The Finnish packaging and paper giant had guided in January that its operational EBIT was expected to be “lower” for full-year 2023 than its 2022 figure of €1.891bn (£1.67bn).
It defines a lower EBIT as more than -15% but less than -50%. However, it defines “significantly lower” EBIT, which the figure has now been revised to in a statement released today (20 April), as falling by 50% or more.
“The change in earnings expectations for the full-year 2023 is a result of the worsening market outlook which accelerated towards the latter part of the first quarter,” the company said.
“Cost pressures and market uncertainties are expected to be significantly more challenging in 2023 than in 2022, weighing on our results and lowering the short-term visibility this year.
“This market situation will continue to weaken consumer confidence resulting in lower private consumption impacting all our divisions. Compared to 2022, group margins are expected to be adversely impacted by increasing costs, particularly in relation to energy, wood, and chemicals.”

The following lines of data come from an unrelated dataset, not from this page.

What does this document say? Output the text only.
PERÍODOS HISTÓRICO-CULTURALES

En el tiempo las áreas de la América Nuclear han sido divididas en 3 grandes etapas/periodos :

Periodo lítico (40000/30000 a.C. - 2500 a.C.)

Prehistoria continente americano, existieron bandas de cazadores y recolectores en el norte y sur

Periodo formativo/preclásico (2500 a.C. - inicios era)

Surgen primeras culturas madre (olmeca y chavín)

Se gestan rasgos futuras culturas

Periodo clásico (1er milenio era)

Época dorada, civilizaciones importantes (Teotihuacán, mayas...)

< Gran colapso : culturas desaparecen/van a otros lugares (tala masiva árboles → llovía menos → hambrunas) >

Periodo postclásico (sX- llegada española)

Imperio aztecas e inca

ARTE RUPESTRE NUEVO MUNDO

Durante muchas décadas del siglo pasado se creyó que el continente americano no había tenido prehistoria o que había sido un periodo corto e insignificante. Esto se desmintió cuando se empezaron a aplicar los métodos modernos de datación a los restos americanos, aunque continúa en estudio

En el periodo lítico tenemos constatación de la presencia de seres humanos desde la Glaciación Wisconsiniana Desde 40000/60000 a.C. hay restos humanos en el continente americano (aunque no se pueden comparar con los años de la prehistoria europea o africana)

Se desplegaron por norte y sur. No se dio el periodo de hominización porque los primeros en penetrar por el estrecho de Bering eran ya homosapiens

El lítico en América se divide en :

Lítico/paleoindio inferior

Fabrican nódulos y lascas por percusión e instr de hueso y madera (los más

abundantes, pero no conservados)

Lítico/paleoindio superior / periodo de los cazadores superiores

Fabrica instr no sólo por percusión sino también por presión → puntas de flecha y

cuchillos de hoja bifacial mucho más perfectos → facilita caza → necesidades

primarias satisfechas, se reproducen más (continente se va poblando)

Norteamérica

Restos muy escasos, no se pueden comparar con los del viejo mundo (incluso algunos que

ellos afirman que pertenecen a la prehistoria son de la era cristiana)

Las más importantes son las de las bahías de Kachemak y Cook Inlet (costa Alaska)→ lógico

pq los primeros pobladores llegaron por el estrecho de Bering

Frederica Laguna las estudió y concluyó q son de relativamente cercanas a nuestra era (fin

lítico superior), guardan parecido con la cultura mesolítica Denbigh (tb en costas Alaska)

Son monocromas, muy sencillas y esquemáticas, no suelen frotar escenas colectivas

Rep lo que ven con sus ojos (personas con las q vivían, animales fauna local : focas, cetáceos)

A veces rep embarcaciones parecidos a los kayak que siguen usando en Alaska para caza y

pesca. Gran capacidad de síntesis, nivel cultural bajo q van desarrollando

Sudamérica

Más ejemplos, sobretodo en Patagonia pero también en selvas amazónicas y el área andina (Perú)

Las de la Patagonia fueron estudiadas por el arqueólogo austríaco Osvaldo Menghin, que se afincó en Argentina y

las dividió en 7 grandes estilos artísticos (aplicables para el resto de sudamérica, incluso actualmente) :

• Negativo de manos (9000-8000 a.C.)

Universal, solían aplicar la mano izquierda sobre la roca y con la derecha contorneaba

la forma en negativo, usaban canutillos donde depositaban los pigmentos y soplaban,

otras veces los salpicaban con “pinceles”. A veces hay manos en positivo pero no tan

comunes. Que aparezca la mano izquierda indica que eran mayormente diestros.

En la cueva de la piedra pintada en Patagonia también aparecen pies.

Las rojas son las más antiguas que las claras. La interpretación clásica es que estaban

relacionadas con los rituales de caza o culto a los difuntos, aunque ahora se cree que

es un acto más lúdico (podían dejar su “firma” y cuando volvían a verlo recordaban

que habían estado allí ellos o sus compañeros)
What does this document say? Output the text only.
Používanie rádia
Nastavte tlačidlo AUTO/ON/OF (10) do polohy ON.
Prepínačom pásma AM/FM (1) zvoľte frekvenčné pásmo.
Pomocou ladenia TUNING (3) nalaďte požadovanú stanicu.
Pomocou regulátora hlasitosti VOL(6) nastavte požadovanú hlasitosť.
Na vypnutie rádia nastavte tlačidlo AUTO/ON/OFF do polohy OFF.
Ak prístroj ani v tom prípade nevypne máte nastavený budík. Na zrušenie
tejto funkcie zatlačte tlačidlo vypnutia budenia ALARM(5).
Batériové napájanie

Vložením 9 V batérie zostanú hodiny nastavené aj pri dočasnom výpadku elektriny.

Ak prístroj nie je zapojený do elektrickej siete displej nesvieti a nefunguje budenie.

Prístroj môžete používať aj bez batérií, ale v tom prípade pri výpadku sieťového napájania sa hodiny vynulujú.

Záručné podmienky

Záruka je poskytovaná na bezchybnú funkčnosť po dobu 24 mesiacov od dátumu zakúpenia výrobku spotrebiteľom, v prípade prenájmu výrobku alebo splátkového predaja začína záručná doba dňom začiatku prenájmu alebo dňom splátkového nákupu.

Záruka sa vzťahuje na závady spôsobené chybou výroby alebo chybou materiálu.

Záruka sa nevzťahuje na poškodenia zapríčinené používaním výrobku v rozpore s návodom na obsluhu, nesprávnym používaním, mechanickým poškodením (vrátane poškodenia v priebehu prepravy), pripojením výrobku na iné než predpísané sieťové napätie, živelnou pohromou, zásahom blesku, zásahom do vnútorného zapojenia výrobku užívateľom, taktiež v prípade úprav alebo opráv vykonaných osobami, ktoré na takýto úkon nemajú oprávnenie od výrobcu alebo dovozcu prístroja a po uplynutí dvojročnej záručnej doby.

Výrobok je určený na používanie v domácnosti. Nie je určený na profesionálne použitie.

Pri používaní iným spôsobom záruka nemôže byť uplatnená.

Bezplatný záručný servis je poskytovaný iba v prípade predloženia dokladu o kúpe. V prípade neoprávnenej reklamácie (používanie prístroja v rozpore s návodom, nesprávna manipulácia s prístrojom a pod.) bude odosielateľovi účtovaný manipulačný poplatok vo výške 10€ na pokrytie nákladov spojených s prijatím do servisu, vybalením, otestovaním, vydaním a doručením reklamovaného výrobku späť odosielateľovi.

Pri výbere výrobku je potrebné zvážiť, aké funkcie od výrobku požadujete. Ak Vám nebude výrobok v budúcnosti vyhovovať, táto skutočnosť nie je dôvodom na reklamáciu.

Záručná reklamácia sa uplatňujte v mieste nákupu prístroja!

The company added the “whole packaging market” is currently weakening, especially containerboard where demand is expected to remain weak, though consumer board is also showing signs of weakening, with the exception for liquid packaging board.
“The construction sector remains challenging with a lower number of issued building permits and new housing starts,” Stora said.
“This is expected to have a temporary impact on demand for the Wood Products division this year. In addition to higher pulpwood cost, a weakening global pulp market is expected to weigh on the Biomaterials division. Availability for pulpwood remains tight.
“To manage volatility, variable costs are continually reviewed, and preparatory actions are taken to respond to fluctuations in demand with reinforced cost control actions.”
Stora added other measures such as pricing, flexibility in product mix, capacity and inventory management, and sourcing and logistics have been put in place.
In Finland, the business has completed negotiations on potential furloughs at its divisions’ production sites. Capacity adjustment activities are also in place to respond to fluctuations in demand.
Operationally, the focus on decentralisation continues together with the reduction of overhead costs. Restrictive capital expenditure and working capital management to safeguard cashflow and to secure a solid balance sheet are also in place.
Stora Enso will publish its January–March 2023 interim report next Tuesday (25 April). The business employs around 21,000 staff and its 2022 sales were €11.7bn.
Last week it said it will consolidate its book paper production and permanently close one of its two paper machines at its Anjala mill in Finland.